The myopic and misguided classification of terrorism currently in use is akin to the misguided and knee-jerk policy of reinforcing cockpit doors of commercial aircraft after 9/11.
What a dreadful irony that on March 25, 2015, the impenetrable cockpit door of the Germanwings Airbus that was intended to protect the passengers by keeping the terrorists locked out, contributed to their demise by keeping the terrorist Andreas Lubitz locked in.
Very much agree about the dreadful irony of the post-9/11 door being used to keep the pilot out of the cockpit.
Based on what we know at this point, I would say this Germanwings pilot is not a terrorist (nor was the pilot of the EgyptAir flight lost in similar circumstances in the Atlantic off New York in 1999). Everyone killed by the actions of a terrorist is a murder victim, but not every murder is an act of terrorism.
As for whether this German pilot was insane or not … I’m afraid we’ll never know for sure. Certainly he was disturbed, enough to commit this terrible act. But, people who are sane do terrible things every day. Granted, rarely do these terrible things involve killing 150 other people, but the number of victims is irrelevant: the pain & suffering of the families of each victim is the same regardless if one or a thousand are killed.
Thanks for dropping by, Scott. Not every murder is a terrorist act is true, but the point I am trying to raise is that this type of mass murder has the exact same effect on the victims, their families and members of the public as an act of terror. I am suggesting therefore we revise our definition of terrorism so that it is not limited to what motivates the violence, but the EFFECT of the violence. I think for the term terrorism to be useful, we have to weight it heavier to what the effect of terrorism is rather than what instigated it.
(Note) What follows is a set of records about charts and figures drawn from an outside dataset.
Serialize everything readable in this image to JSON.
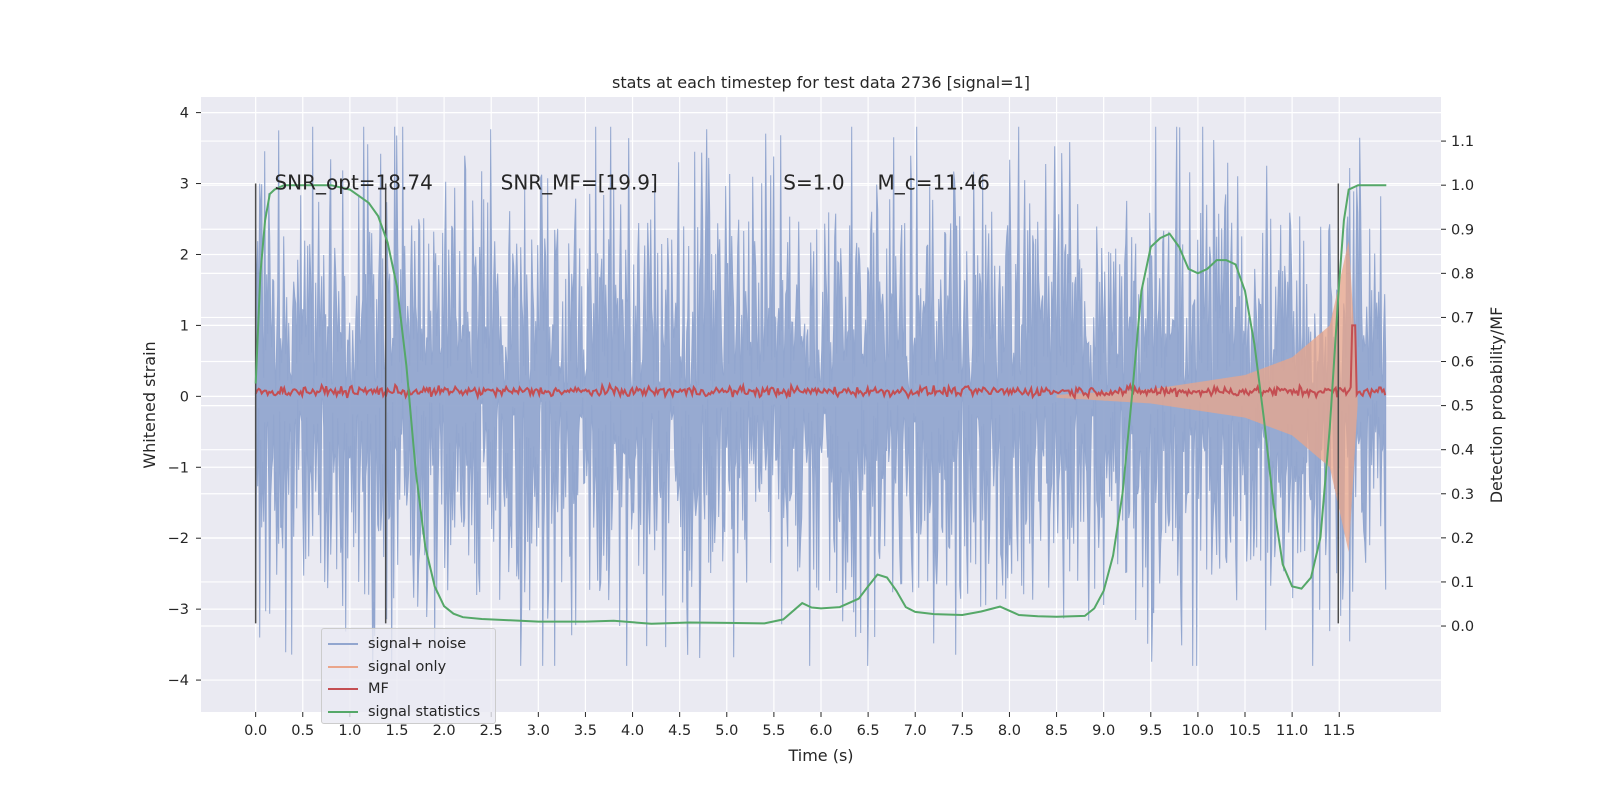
{
  "chart_data": {
    "type": "line",
    "title": "stats at each timestep for test data 2736 [signal=1]",
    "xlabel": "Time (s)",
    "ylabel_left": "Whitened strain",
    "ylabel_right": "Detection probability/MF",
    "xlim": [
      -0.58,
      12.58
    ],
    "ylim_left": [
      -4.45,
      4.22
    ],
    "ylim_right": [
      -0.195,
      1.2
    ],
    "xticks": [
      "0.0",
      "0.5",
      "1.0",
      "1.5",
      "2.0",
      "2.5",
      "3.0",
      "3.5",
      "4.0",
      "4.5",
      "5.0",
      "5.5",
      "6.0",
      "6.5",
      "7.0",
      "7.5",
      "8.0",
      "8.5",
      "9.0",
      "9.5",
      "10.0",
      "10.5",
      "11.0",
      "11.5"
    ],
    "yticks_left": [
      "4",
      "3",
      "2",
      "1",
      "0",
      "−1",
      "−2",
      "−3",
      "−4"
    ],
    "yticks_right": [
      "1.1",
      "1.0",
      "0.9",
      "0.8",
      "0.7",
      "0.6",
      "0.5",
      "0.4",
      "0.3",
      "0.2",
      "0.1",
      "0.0"
    ],
    "grid": true,
    "legend_position": "lower-left",
    "annotations": [
      {
        "text": "SNR_opt=18.74",
        "x": 0.2,
        "y": 3.0
      },
      {
        "text": "SNR_MF=[19.9]",
        "x": 2.6,
        "y": 3.0
      },
      {
        "text": "S=1.0",
        "x": 5.6,
        "y": 3.0
      },
      {
        "text": "M_c=11.46",
        "x": 6.6,
        "y": 3.0
      }
    ],
    "vlines": [
      0.0,
      1.38,
      11.49
    ],
    "series": [
      {
        "name": "signal+ noise",
        "color": "#92a6cf",
        "type": "noise-band",
        "x_range": [
          0.0,
          12.0
        ],
        "typical_amplitude": 1.15,
        "peak_amplitude": 3.8
      },
      {
        "name": "signal only",
        "color": "#eaa58a",
        "type": "chirp",
        "x_range": [
          8.5,
          11.7
        ],
        "envelope": [
          [
            8.5,
            0.02
          ],
          [
            9.5,
            0.1
          ],
          [
            10.5,
            0.3
          ],
          [
            11.0,
            0.55
          ],
          [
            11.4,
            1.0
          ],
          [
            11.6,
            2.2
          ],
          [
            11.7,
            0.0
          ]
        ]
      },
      {
        "name": "MF",
        "color": "#c44e52",
        "type": "line",
        "x_range": [
          0.0,
          12.0
        ],
        "baseline": 0.07,
        "peak": {
          "x": 11.65,
          "y": 1.0
        }
      },
      {
        "name": "signal statistics",
        "color": "#55a868",
        "type": "line",
        "axis": "right",
        "x": [
          0.0,
          0.05,
          0.1,
          0.15,
          0.2,
          0.3,
          0.5,
          0.8,
          1.0,
          1.2,
          1.3,
          1.4,
          1.5,
          1.6,
          1.7,
          1.8,
          1.9,
          2.0,
          2.1,
          2.2,
          2.4,
          2.7,
          3.0,
          3.5,
          3.8,
          4.2,
          4.6,
          5.0,
          5.4,
          5.6,
          5.8,
          5.9,
          6.0,
          6.2,
          6.4,
          6.5,
          6.6,
          6.7,
          6.8,
          6.9,
          7.0,
          7.2,
          7.5,
          7.7,
          7.9,
          8.1,
          8.3,
          8.5,
          8.8,
          8.9,
          9.0,
          9.1,
          9.2,
          9.3,
          9.4,
          9.5,
          9.6,
          9.7,
          9.8,
          9.9,
          10.0,
          10.1,
          10.2,
          10.3,
          10.4,
          10.5,
          10.6,
          10.7,
          10.8,
          10.9,
          11.0,
          11.1,
          11.2,
          11.3,
          11.4,
          11.5,
          11.55,
          11.6,
          11.7,
          11.8,
          11.9,
          12.0
        ],
        "y": [
          0.55,
          0.8,
          0.92,
          0.98,
          0.99,
          1.0,
          1.0,
          1.0,
          0.99,
          0.96,
          0.93,
          0.87,
          0.77,
          0.59,
          0.35,
          0.18,
          0.09,
          0.045,
          0.028,
          0.02,
          0.016,
          0.013,
          0.01,
          0.01,
          0.012,
          0.005,
          0.008,
          0.007,
          0.006,
          0.015,
          0.052,
          0.042,
          0.04,
          0.043,
          0.062,
          0.09,
          0.117,
          0.11,
          0.08,
          0.043,
          0.032,
          0.027,
          0.025,
          0.033,
          0.044,
          0.025,
          0.022,
          0.021,
          0.023,
          0.04,
          0.08,
          0.16,
          0.3,
          0.52,
          0.76,
          0.86,
          0.88,
          0.89,
          0.86,
          0.81,
          0.8,
          0.81,
          0.83,
          0.83,
          0.82,
          0.76,
          0.64,
          0.47,
          0.28,
          0.14,
          0.09,
          0.085,
          0.11,
          0.2,
          0.45,
          0.78,
          0.92,
          0.99,
          1.0,
          1.0,
          1.0,
          1.0
        ]
      }
    ]
  }
}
Moreover, let’s assume the copilot was not mentally ill in the classic sense, and was just pursuing some personal agenda, or as you say, a sane person committing a terrible act. Why is the personal agenda of one person any less of significance in the characterization of terrorism than the agenda of a group? If he committed this act to prove some point, even just to himself, then I don’t see why we should exclude him from the overall label of terrorism.
As I am suspecting the world has been eased in to the definition of terrorism to be limited to Islamic terrorist. Which is fine. But maybe we need another term to describe people like Andreas Lubitz. If the notion of a “terrorist” is engraved in our minds as deranged Arabs high on faith slamming planes into office towers, then maybe a deranged German high on [fill in the gap] can be described as a “horrorist.” Or something.
It is a shame if people automatically link terrorism to Islam. I wish it weren’t so, but I suspect you’re more than a bit right — especially in the U.S. I’m often shamed by the lack of understanding and, frankly, knowledge displayed by my fellow Americas in this area.
When I think of terrorism I tend to place it in a historical context that includes Baader-Meinhof, the IRA, the Red Brigades, the Irgun, and of course Black September and various offshoots of the PFLP. And those are just in recent memory … we can find so many more examples farther back in time, including the Church-sponsored Inquisition.
In my view, I prefer to keep “terrorism” linked to politics. Even what are perceived as “religious” terrorists like ISIS commit their crimes to serve a purpose that includes gaining and/or maintaining power over a group or groups of people.